PROPOSALS for a controversial £100m student village on Chester’s outskirts have been rejected by councillors.
The 2,300-bed complex and Steve Redgrave sports institute was proposed by Chester-based Bell Developments on green belt land between Blacon and Mollington.
The decision - by five votes to four - came this afternoon after the borough’s strategic planning committee visited the land, between Parkgate Road and Shelley Road and considered a 110 page report by area planning manager Mark Lynch.
Councillors also had a further 26 pages of additional information, including comments from agents for Bell Developments and The Redgrave Institute in response to Mr Lynch’s report.
Recommending refusal, Mr Lynch concluded the developers had failed to prove ‘very special circumstances’ needed to justify what is classed as ‘inappropriate development’ according to green belt policies.
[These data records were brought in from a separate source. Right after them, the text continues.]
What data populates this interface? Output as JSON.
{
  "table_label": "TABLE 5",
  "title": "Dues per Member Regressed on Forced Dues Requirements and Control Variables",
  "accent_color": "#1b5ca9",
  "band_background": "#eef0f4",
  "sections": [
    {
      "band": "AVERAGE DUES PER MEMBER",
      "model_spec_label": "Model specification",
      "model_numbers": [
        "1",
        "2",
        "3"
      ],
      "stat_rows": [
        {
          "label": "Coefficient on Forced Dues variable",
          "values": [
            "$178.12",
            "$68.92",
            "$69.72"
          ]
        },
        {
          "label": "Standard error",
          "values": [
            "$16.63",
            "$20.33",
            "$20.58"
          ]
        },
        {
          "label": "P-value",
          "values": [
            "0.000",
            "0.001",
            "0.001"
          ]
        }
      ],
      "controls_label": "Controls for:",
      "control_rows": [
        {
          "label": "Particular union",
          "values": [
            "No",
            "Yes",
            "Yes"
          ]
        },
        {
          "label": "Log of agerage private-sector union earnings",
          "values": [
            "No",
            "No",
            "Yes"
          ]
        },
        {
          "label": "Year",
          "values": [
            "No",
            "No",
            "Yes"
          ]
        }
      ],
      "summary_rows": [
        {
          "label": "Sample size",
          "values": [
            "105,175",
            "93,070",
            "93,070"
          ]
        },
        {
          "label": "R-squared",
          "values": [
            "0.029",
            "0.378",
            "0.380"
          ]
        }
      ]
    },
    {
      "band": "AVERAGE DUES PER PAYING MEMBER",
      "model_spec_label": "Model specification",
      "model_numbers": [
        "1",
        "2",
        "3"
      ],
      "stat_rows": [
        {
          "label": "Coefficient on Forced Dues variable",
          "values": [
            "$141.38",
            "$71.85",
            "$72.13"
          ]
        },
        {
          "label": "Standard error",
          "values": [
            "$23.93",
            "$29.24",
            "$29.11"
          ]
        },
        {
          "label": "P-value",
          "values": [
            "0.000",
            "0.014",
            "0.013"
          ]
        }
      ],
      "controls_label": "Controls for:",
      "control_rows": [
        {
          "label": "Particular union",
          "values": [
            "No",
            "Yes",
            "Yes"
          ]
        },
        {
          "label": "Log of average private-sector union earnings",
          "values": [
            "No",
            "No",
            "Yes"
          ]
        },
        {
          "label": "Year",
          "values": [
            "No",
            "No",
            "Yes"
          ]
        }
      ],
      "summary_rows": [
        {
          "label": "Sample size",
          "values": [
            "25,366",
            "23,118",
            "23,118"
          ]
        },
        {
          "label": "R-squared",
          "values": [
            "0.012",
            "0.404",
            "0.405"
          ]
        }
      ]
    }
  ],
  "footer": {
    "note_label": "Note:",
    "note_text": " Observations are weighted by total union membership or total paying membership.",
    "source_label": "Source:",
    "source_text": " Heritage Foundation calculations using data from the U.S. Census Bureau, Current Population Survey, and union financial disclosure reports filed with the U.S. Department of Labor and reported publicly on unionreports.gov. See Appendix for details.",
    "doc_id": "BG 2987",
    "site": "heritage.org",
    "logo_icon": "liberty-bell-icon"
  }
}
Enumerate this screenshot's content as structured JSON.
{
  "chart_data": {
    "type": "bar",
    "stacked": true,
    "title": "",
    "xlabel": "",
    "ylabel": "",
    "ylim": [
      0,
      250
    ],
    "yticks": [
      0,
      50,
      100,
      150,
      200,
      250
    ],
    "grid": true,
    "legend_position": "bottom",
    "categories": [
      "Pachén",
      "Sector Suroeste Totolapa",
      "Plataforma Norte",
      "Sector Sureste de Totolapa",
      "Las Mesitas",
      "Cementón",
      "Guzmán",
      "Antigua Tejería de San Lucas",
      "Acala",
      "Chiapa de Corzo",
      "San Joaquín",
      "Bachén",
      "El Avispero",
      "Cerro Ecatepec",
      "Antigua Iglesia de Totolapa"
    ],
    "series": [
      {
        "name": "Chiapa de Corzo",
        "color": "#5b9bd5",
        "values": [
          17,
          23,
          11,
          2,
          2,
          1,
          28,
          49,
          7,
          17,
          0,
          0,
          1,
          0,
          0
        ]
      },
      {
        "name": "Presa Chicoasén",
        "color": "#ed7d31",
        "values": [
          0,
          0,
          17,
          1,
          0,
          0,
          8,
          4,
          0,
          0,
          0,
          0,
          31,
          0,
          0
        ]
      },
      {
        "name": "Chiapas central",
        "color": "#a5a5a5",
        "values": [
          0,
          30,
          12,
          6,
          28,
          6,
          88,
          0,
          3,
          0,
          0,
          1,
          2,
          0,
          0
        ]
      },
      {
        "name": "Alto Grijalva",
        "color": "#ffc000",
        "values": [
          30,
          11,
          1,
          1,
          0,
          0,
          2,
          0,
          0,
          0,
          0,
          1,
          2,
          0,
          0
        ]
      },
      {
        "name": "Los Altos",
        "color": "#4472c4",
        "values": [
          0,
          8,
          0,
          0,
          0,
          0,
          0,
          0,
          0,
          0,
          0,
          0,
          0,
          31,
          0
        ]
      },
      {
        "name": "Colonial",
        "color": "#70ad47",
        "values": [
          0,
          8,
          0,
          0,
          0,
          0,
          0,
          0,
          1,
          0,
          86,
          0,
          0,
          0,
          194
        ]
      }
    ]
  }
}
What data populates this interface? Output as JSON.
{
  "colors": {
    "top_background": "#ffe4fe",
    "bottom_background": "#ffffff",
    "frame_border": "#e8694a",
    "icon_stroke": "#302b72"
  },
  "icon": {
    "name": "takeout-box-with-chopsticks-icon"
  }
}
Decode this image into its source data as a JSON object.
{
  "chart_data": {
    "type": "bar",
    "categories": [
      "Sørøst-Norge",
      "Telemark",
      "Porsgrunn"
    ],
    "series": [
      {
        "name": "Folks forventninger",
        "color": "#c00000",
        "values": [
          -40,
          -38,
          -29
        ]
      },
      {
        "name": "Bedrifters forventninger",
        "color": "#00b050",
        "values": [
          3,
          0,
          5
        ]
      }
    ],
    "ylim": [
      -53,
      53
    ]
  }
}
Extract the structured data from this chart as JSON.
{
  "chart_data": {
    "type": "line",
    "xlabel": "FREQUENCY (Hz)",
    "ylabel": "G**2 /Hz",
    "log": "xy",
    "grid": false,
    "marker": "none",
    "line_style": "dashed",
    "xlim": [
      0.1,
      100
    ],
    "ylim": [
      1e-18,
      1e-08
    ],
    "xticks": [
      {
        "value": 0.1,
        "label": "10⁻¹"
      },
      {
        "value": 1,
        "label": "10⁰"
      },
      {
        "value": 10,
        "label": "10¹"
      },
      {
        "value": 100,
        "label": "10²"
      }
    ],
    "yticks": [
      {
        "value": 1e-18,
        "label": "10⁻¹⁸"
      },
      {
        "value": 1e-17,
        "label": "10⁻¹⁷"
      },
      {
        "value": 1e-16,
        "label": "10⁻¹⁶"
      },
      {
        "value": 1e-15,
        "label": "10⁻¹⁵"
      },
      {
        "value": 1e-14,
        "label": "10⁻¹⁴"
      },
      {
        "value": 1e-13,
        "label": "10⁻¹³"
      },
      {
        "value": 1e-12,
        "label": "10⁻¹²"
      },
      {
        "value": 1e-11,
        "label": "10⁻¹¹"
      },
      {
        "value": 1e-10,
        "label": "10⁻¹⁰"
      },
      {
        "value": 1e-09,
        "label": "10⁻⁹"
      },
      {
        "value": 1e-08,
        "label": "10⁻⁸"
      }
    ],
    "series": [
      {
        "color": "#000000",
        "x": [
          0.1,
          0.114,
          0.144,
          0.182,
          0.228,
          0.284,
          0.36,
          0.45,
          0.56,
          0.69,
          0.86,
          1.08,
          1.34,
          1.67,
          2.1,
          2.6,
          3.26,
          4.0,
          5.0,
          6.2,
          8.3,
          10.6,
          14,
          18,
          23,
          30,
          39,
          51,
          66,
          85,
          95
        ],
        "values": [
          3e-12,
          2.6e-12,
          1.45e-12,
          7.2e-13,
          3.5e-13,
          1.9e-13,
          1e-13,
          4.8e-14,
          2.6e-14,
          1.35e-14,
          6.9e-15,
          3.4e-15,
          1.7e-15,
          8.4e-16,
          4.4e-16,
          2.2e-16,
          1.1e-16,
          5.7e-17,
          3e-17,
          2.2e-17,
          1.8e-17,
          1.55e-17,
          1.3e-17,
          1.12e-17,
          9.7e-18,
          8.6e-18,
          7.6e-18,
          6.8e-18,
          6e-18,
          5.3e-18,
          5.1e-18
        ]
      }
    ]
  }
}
He found the ‘speculative’ scheme did not have the explicit support of the University of Chester and future growth in university numbers was ‘insufficient’ to support a 2,300-bed scheme.
Other urban locations for student accommodation were in the pipeline and promises the student village would alleviate ‘studentification’ in the Garden Quarter were unsubstantiated.
Views of the historic city skyline would be harmed and no specific need had been identified for the Redgrave health and fitness centre.
The developers believe the project would lead to economic benefits to the community of £270m.
They argue it would create more than 800 jobs in the five year build programme, 220 full time jobs and around 120 apprenticeships, designed for local people.
“Most importantly of course, it will provide outstanding accommodation and facilities in a purpose built, safe, secure and easily commutable student village and protect communities of Chester from the ‘studentification’ that has happened in the Garden Lane area,” the firm suggested.
Councillors agreed the development would be harmful to the purposes for including land in the green belt.
They accepted that due to its size and prominent location alongside a main road into the city, important views of historic buildings on the city’s skyline would be affected.
They also believed that what was said to be ‘a major incursion into the open countryside’ beyond the city’s built up area would affect the rural character of that part of the borough’s landscape and the amenities of residents in Blacon.
Objectors ranged from Mollington and Saughall and Shotwick Park parish councils, the CPRE, Chester Civic Trust and conservation advisers to
city MP Stephen Mosley and residents who put in more than 500 individual objections and a petition with almost 2,700 names.
There were also 53 letters in support together with 284 letters collected by the developers individually signed by Blacon residents.